Traditional forms of scholarship still matter. R01-funded research and New England Journal of Medicine publications remain critical for advancing scientific frontiers. But they are no longer the sole ways to make a meaningful impact. Instead, the most influential academic physicians today will be those who can integrate rigor with relevance, science with storytelling, and discovery with dissemination.

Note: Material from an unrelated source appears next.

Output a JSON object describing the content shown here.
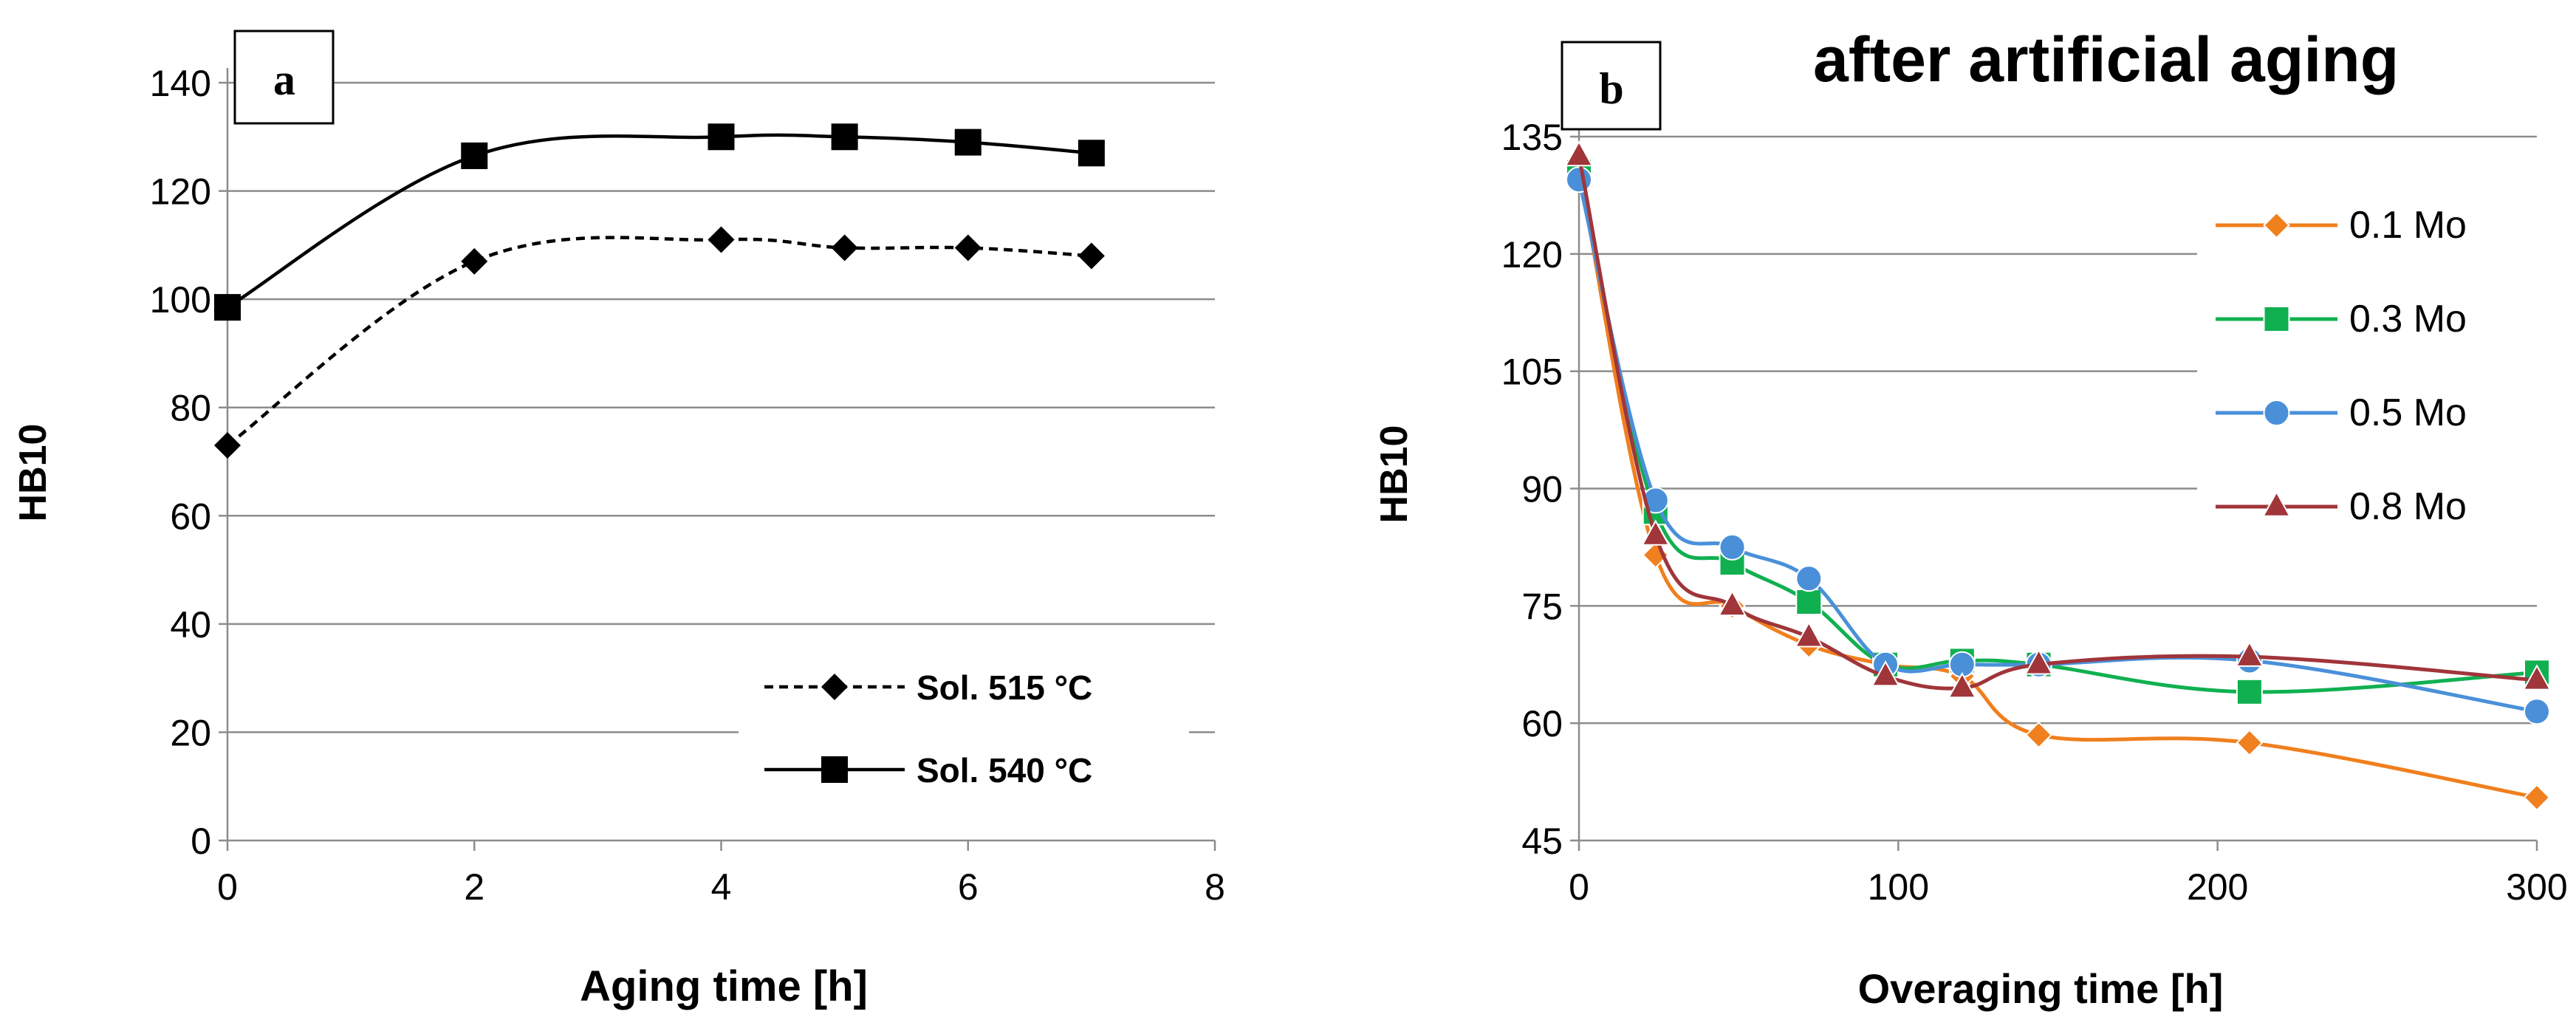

This shift is happening faster than institutional structures can accommodate. Promotion processes, still tied to older models of scholarship, often fail to capture the full range of meaningful contributions. Educators who build transformative curricula, clinicians who develop innovative digital tools, and policy scholars whose work influences legislation may find that their efforts are discounted if they do not result in conventional publications. Universities must catch up — not by lowering standards, but by modernizing them to reflect the real contours of impact in 2025 and beyond.
The academic medicine scholar is not disappearing. They are diversifying, adapting, and reasserting relevance in a world where speed, accessibility, and creativity matter more than ever. As public trust in science wavers and health care systems strain, academic medicine must offer not only knowledge, but leadership — grounded in evidence, expressed with clarity, and shared in ways that make a difference.
Jonathan Avery, M.D., is vice chair for addiction psychiatry at Weill Cornell Medicine and NewYork-Presbyterian, where he leads clinical, research, and public efforts to reduce stigma and improve care for people with substance use disorders.